Вода застонала, заклокотала под огненным камнем, дохнула в лицо обжигающим паром.
– Вот второй камень царя Давида, поразившего врага лютого во славу Господа Саваофа.
Послушник опустил в воду второй камень. Строганов почувствовал, как в бочке прогрелась вода и как восковой саван – мертвая кожа – стал медленно сползать с тела Карего.
– Вот третий камень Христа Спасителя, что отвалил воскресшему сошедший с небес Ангел. И вид его как молния, и одежда его бела, как снег.
На этих словах Данила задрожал телом, завыл зверем, закричал колесуемым мучеником, забился в агонии… И открыл глаза…
Глава 17
Велик день
Тяжелый нескончаемый сон прервался внезапно, истаял сбивчивым дыханием, перегорев горячечным телом. Исхудавшими пальцами коснулся невидящих глаз – веки дрогнули, и мягкий, приглушенный свет стал издалека пробиваться через еще смеженные ресницы. Наступил рассвет. Долгожданный, мучительный рассвет, за которым начинался еще один день жизни.
Карий приподнялся, спустив ноги с лавки. Больно. Стопы смешно ступают по полу, ноги – скоморошьи ходули. Каждый шаг, неловкий и по-младенчески неуклюжий, грозит обернуться падением. Но это не страшит, радует, наполняя путь надеждой.
Скрипнули двери, в душную избу ворвался теплый весенний ветер, а с ним – отдаленный церковный трезвон, гул пробудившегося города, перемешавшийся с суетливыми криками прилетевших грачей, да негромкий шепот капели, падающей с низенькой крыши прямо под ноги…
– Чудо, чудо!

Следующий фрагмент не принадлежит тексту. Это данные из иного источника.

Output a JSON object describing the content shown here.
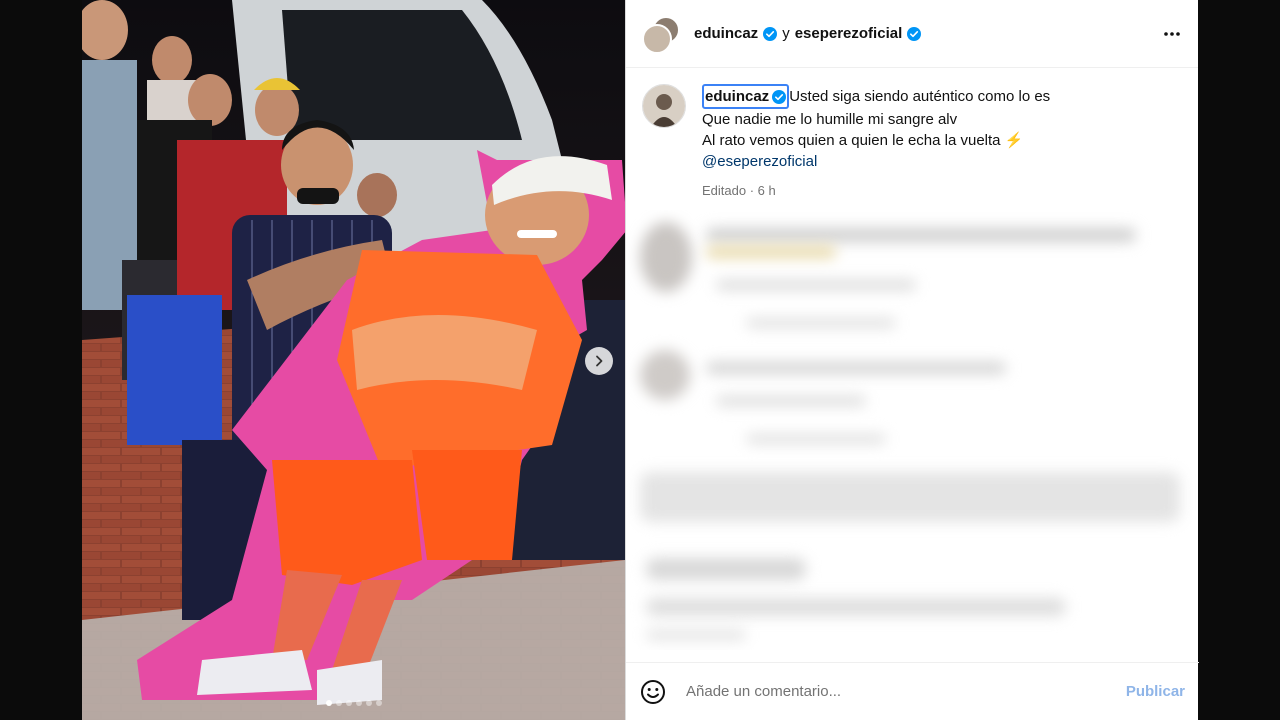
{
  "header": {
    "user1": "eduincaz",
    "conjunction": "y",
    "user2": "eseperezoficial",
    "more_icon": "more-horizontal-icon"
  },
  "caption": {
    "username": "eduincaz",
    "lines": [
      "Usted siga siendo auténtico como lo es",
      "Que nadie me lo humille mi sangre alv",
      "Al rato vemos quien a quien le echa la vuelta ⚡"
    ],
    "mention": "@eseperezoficial",
    "edited_label": "Editado",
    "time": "6 h"
  },
  "media": {
    "carousel_total": 6,
    "carousel_active": 1
  },
  "footer": {
    "placeholder": "Añade un comentario...",
    "publish_label": "Publicar"
  },
  "colors": {
    "verified": "#0095f6",
    "publish": "#8fb5e8",
    "mention": "#00376b"
  }
}
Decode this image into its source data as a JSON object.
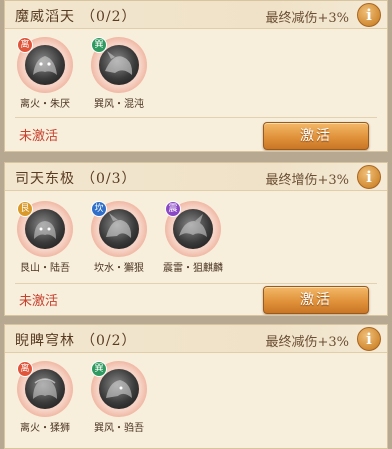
{
  "cards": [
    {
      "title": "魔威滔天",
      "count": "（0/2）",
      "bonus": "最终减伤+3%",
      "status": "未激活",
      "button": "激活",
      "creatures": [
        {
          "name": "离火・朱厌",
          "element": "离",
          "color": "#e0553a"
        },
        {
          "name": "巽风・混沌",
          "element": "巽",
          "color": "#2f9a5f"
        }
      ]
    },
    {
      "title": "司天东极",
      "count": "（0/3）",
      "bonus": "最终增伤+3%",
      "status": "未激活",
      "button": "激活",
      "creatures": [
        {
          "name": "艮山・陆吾",
          "element": "艮",
          "color": "#d99a2a"
        },
        {
          "name": "坎水・獬狠",
          "element": "坎",
          "color": "#2f6fc9"
        },
        {
          "name": "震雷・狙麒麟",
          "element": "震",
          "color": "#8a48c6"
        }
      ]
    },
    {
      "title": "睨睥穹林",
      "count": "（0/2）",
      "bonus": "最终减伤+3%",
      "creatures": [
        {
          "name": "离火・猱狮",
          "element": "离",
          "color": "#e0553a"
        },
        {
          "name": "巽风・驺吾",
          "element": "巽",
          "color": "#2f9a5f"
        }
      ]
    }
  ],
  "info_icon": "i"
}
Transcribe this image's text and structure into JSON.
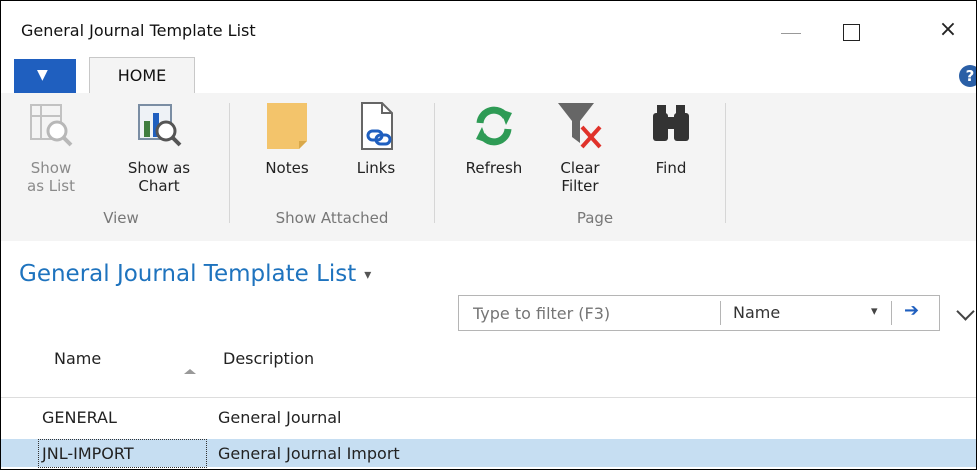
{
  "window": {
    "title": "General Journal Template List"
  },
  "ribbon": {
    "tab_home": "HOME",
    "help_glyph": "?",
    "buttons": {
      "show_as_list": {
        "line1": "Show",
        "line2": "as List",
        "icon": "list-view-icon",
        "disabled": true
      },
      "show_as_chart": {
        "line1": "Show as",
        "line2": "Chart",
        "icon": "chart-view-icon"
      },
      "notes": {
        "line1": "Notes",
        "icon": "notes-icon"
      },
      "links": {
        "line1": "Links",
        "icon": "links-icon"
      },
      "refresh": {
        "line1": "Refresh",
        "icon": "refresh-icon"
      },
      "clear_filter": {
        "line1": "Clear",
        "line2": "Filter",
        "icon": "clear-filter-icon"
      },
      "find": {
        "line1": "Find",
        "icon": "binoculars-icon"
      }
    },
    "groups": {
      "view": "View",
      "show_attached": "Show Attached",
      "page": "Page"
    }
  },
  "page": {
    "title": "General Journal Template List",
    "title_caret": "▾"
  },
  "filter": {
    "placeholder": "Type to filter (F3)",
    "field": "Name",
    "field_caret": "▾",
    "go_glyph": "➔"
  },
  "table": {
    "columns": [
      "Name",
      "Description"
    ],
    "rows": [
      {
        "name": "GENERAL",
        "description": "General Journal",
        "selected": false
      },
      {
        "name": "JNL-IMPORT",
        "description": "General Journal Import",
        "selected": true
      }
    ]
  },
  "colors": {
    "accent": "#1e73be",
    "app_menu": "#1f5fbf",
    "selected_row": "#c6def2",
    "ribbon_bg": "#f4f4f4"
  }
}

Господь не токмо Данилу очухал, но и на ноги поставил! – еще издали закричал подходящий к избе казак и бросился со всех ног к стоящему на пороге Карему, крепко обхватил, едва не роняя на пол. – Христос Воскресе!
– Воистину… Ты ли это, Василько? – Карий коснулся его лица. – Не могу лиц различить…
– Ничего, прозришь! – Казак скинул кафтан и набросил его Даниле на плечи. – Кто долго в яме сидит, тоже слепнет, да не навсегда, а лишь на малое время.
– В яме… – повторил Карий, силясь припомнить омороченное время. – Что же со мной сталось?
– Как что? Бабу враг послал, да бабской червоточиной тебя и достал! – выругался казак. – Прости, Господи, в святой день даже их племя ругать грешно!
– Чем же, Василько, тебе бабы не угодили?
– Погодь, узнаешь еще…
Подошедший Снегов похристосовался с Данилой, протягивая ему крашенное в луковой шелухе пасхальное яйцо:
– Не слушай, сгоряча сказано. – Савва взял Карего под руку и повел в избу. – Еще затемно бегал Василько в церковь замок целовать, дабы ведьму нюхом учуять. Да опоздал, замочек-то в мокрую охочие облобызали!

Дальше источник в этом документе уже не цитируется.